Qui n’a jamais été tenté de subtiliser un menu au restaurant ?
Qui ne s’est jamais octroyé ce petit plaisir : faire glisser cet « obscur objet du désir » entre les pages de son livre, tout en poursuivant – avec le sourire, of course ! – sa conversation, ni vu, ni connu ? Et de se retrouver, en sortant, à serrer bien fort cet ouvrage complice.
Nous l’avouons, nous en sommes ! Année après année les menus se sont accumulés par dizaine. C’est donc tout naturellement que l’un des derniers nés des éditions Taschen nous a tapé dans l’œil. Menu Design In America retrace plus d’un siècle de restauration américaine en nous plongeant dans des menus tous plus alléchants les uns que les autres, tant d’un point de vue gastronomique que graphique. Avec ce livre, les mœurs américaines sont aussi passées à la loupe ! Et autant dire qu’aujourd’hui beaucoup de ces menus nous feraient bondir. Entre caricatures misogynes (le menu de l’International Casino de New York datant de 1937 qui offre en plat d’honneur une pin-up à jarretière), racistes (celui du Coon-Chicken Inn de Seattle, en français « Au poulet Nègre », qui prend pour forme la tête d’un serveur noir, affublé d’un sourire béant aux lèvres rouges pulpeuses), et promotion de la malbouffe (l’enseigne Fat Boy inaugure ainsi la nouvelle vague des drive-in, à l’instar de celui dans le mythique American Graffiti de G. Lucas, ou celle de son compère, l’homme-hamburger, Fat Eddie, véritable « bonbonne » prête à s’envoler), on en a pour notre compte !

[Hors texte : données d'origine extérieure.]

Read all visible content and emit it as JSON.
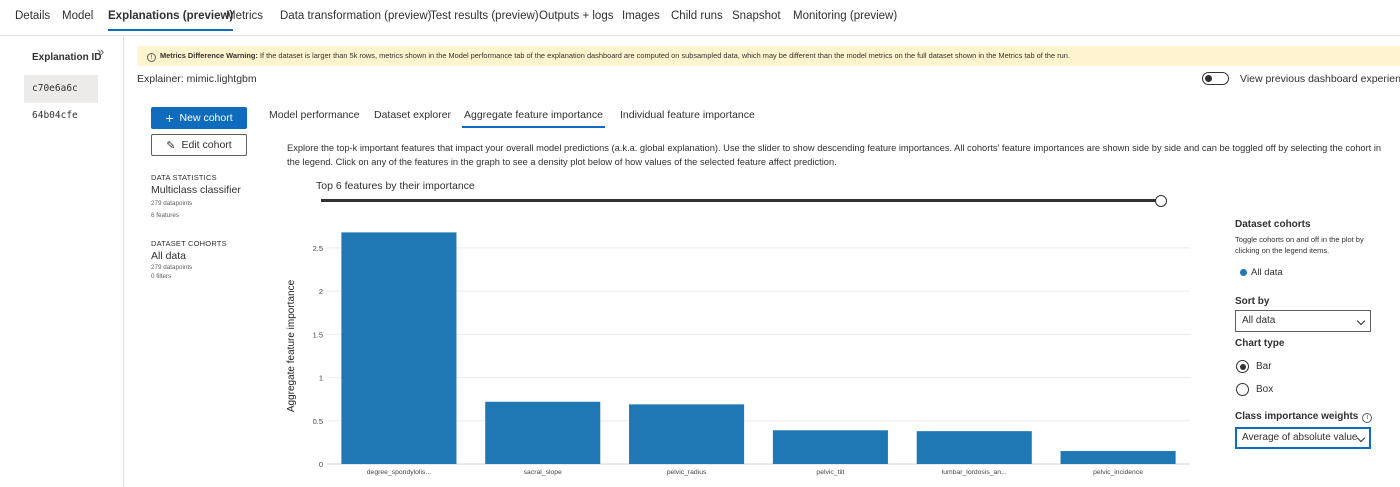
{
  "tabs": [
    "Details",
    "Model",
    "Explanations (preview)",
    "Metrics",
    "Data transformation (preview)",
    "Test results (preview)",
    "Outputs + logs",
    "Images",
    "Child runs",
    "Snapshot",
    "Monitoring (preview)"
  ],
  "active_tab": "Explanations (preview)",
  "explanation_panel": {
    "title": "Explanation ID",
    "ids": [
      "c70e6a6c",
      "64b04cfe"
    ],
    "selected": "c70e6a6c"
  },
  "warning": {
    "bold": "Metrics Difference Warning:",
    "text": " If the dataset is larger than 5k rows, metrics shown in the Model performance tab of the explanation dashboard are computed on subsampled data, which may be different than the model metrics on the full dataset shown in the Metrics tab of the run."
  },
  "explainer": "Explainer:  mimic.lightgbm",
  "view_previous_label": "View previous dashboard experience",
  "cohort_buttons": {
    "new_cohort": "New cohort",
    "edit_cohort": "Edit cohort"
  },
  "data_statistics": {
    "heading": "DATA STATISTICS",
    "classifier": "Multiclass classifier",
    "datapoints": "279 datapoints",
    "features": "6 features"
  },
  "dataset_cohorts": {
    "heading": "DATASET COHORTS",
    "name": "All data",
    "datapoints": "279 datapoints",
    "filters": "0 filters"
  },
  "subtabs": [
    "Model performance",
    "Dataset explorer",
    "Aggregate feature importance",
    "Individual feature importance"
  ],
  "active_subtab": "Aggregate feature importance",
  "description": "Explore the top-k important features that impact your overall model predictions (a.k.a. global explanation). Use the slider to show descending feature importances. All cohorts' feature importances are shown side by side and can be toggled off by selecting the cohort in the legend. Click on any of the features in the graph to see a density plot below of how values of the selected feature affect prediction.",
  "slider": {
    "label": "Top 6 features by their importance",
    "value": 6,
    "max": 6
  },
  "chart_data": {
    "type": "bar",
    "categories": [
      "degree_spondylolis...",
      "sacral_slope",
      "pelvic_radius",
      "pelvic_tilt",
      "lumbar_lordosis_an...",
      "pelvic_incidence"
    ],
    "series": [
      {
        "name": "All data",
        "values": [
          2.68,
          0.72,
          0.69,
          0.39,
          0.38,
          0.15
        ]
      }
    ],
    "ylabel": "Aggregate feature importance",
    "ylim": [
      0,
      2.8
    ],
    "yticks": [
      0,
      0.5,
      1,
      1.5,
      2,
      2.5
    ],
    "ytick_labels": [
      "0",
      "0.5",
      "1",
      "1.5",
      "2",
      "2.5"
    ],
    "grid": true,
    "color": "#1f77b4"
  },
  "options_panel": {
    "cohorts_heading": "Dataset cohorts",
    "cohorts_hint": "Toggle cohorts on and off in the plot by clicking on the legend items.",
    "legend_item": "All data",
    "sort_by_label": "Sort by",
    "sort_by_value": "All data",
    "chart_type_label": "Chart type",
    "chart_type_options": [
      "Bar",
      "Box"
    ],
    "chart_type_selected": "Bar",
    "class_weights_label": "Class importance weights",
    "class_weights_value": "Average of absolute value"
  }
}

Mais regardons tout ça d’un œil amusé, et attardons-nous sur une des perles graphiques de ce livre : le menu du Four Season (New York/1960). En guise de carte, c’est un élégant format à l’italienne qui nous est offert. Nombre de détails raffinés en font un objet d’exception : sur une couverture est rabattu un papier japonais sur lequel est dessiné, à la craie grasse, un arbre fleuri vert-pomme – symbole de l’été. En ouvrant la carte, c’est un véritable concert d’italiques, de petites capitales, d’ornements sophistiqués et de couleurs pastels qui nous est donné à déguster.
L’exigence accordée à la mise en page est manifeste (déjà l’art de la tabulation !).
Le seul bémol qu’on pourrait reprocher au livre, c’est celui de ne pas assez souvent nous éclairer sur l’identité du créateur. Et pourtant, il nous est possible de remarquer à l’œil nu des signatures au bas de certains menus…
Cela étant, Menu Design In America est un régal pour les yeux tout autant que pour les papilles. Qui résisterait à un cocktail « Honolulu » par 35°C en se ventilant avec le surprenant et coloré menu-éventail du Mc Donnel’s ?
Jim Heimann, Steven Heller, John Mariani, Menu Design in America - 1850–1985, Taschen, 2011.